Silver linings

by Irina Slav

I’m no motivational speaker and I never will be but I was thinking the other day that if there’s one single piece of advice I could give my daughter – and anyone else asking for advice — and be perfectly, without a shadow of a doubt, certain that it’s good advice, that would be “Always look for the silver lining.”

That’s not really the same as always looking on the bright side of life, is it? I don’t know but I like the idea of silver linings, plus I really like clouds (the literal ones, not the metaphorical).  This advice is as old as the world, I guess, but it’s a hard truth that can save your sanity, and that’s no joke. You know about stress, right? You are familiar with the concept and the potential consequences? I’m sure you are. And you also know that laughing is healthy — it stimulates the immune system or something, but it’s proven to be beneficial.  So, knowing that, how often do you find things to laugh at? Of course, I don’t mean gloating, I mean laughing at the cloud as the only one who can see the silver lining. But let me illustrate with real-life events.

A few months ago I was in the deepest pit of self-pity, with a kid catching ALL the viruses circulating around (and then passing them on to me, to add flavor to life, of course), and with a job that made me feel like a caged animal. There was not a single day when I didn’t feel utterly helpless. The silver lining?

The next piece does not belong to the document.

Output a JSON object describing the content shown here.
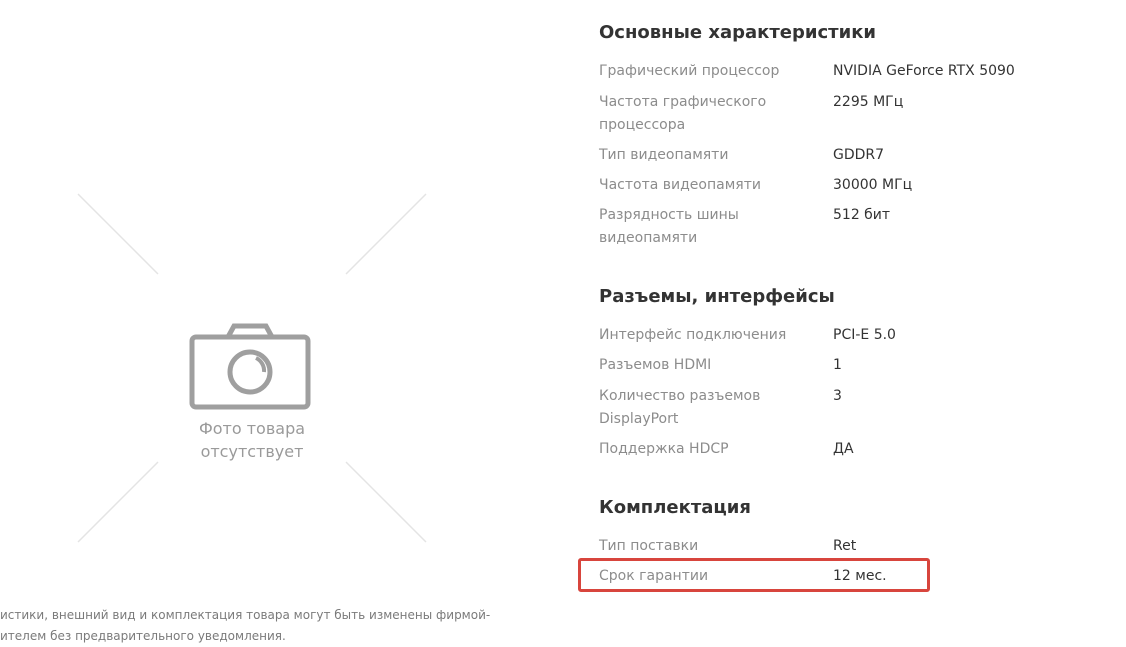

I learned a lot of very, very useful stuff on this job from hell, and the extent of this hell finally pushed me to quit it. I have never, ever, made a better decision in my working life.  And the viruses? Well, we just waited them out, nothing much else you could do about it. An additional, more important silver lining was that this impossible situation reminded me of what my actual priorities in life were, and these very definitely did not start with “work my ass off, age early, die of stress-induced heart attack just to hold onto a steady, regularly paying job.” They actually start with “take care of my family and enjoy them.” I don’t know if spouse support should count as a silver lining here, but he was behind me in that decision, with the very reasonable argument that he can’t stand to see me lash out at him and the kid because someone at work got me angry.

Clouds, of course, vary in size, and so do their linings. In any case, the principle is the same, though, and it is as follows: it could be worse! I’m sure I really surprised you, didn’t I?

Kid breaks a valuable old teacup. It could be worse, she could be sick. Husband develops pneumonia, following the numerous viral infections kindly introduced into the house from the daycare center. It could be worse, now at least he’ll cut down on his smoking. Cat’s sick, no chance of recovery but it could be worse, because there IS a support therapy. yeah, I know, my biggest problems are with the health family members. What can I say, everything is less important than that, even money problems. Which is why, when there’s money problems, the silver lining mantra is…? Exactly, “It could be worse, we could be all sick.”

The thing is that I’ve come to realize that every single situation, and I really mean every single situation, has a positive side, up to and including the death of family members, though I mean older generations of family members.  These positive sides are often extremely self-centered, but then, we’re all selfish, and that’s a fact. The death of a parent makes you more mature, almost invariably. Of course, it also robs you of so many wonderful experiences but I’m talking about the positives here, however tiny they could be.  I’m sure no one in their right mind would see any positive in the accidental death of a child but what if such an accident leads to tougher laws and the prevention of other deaths that would have otherwise occurred? “Not if it’s my child” you will probably say and I will totally agree. That, however, doesn’t cancel the tiny speck of positiveness even in an event so devastating and tragic. I would actually like to be challenged with situations where you can’t see any positive aspect and see what I could come up with . And remember — I never said the good outweighs the bad, it’s just there, always. Very heartwarming I’d say.

PS Over the last two weeks I wrote 31 articles about obituary search in the US, each of 1,000 words. Although it rekindled my always present paranoia about the wellbeing of my nearest and dearest, the job turned around my long-held belief that research is boring unless it could happen on the inside of five minutes. yeah, that’s why I never got my master’s — I could not be bothered to research a 50-page academic paper.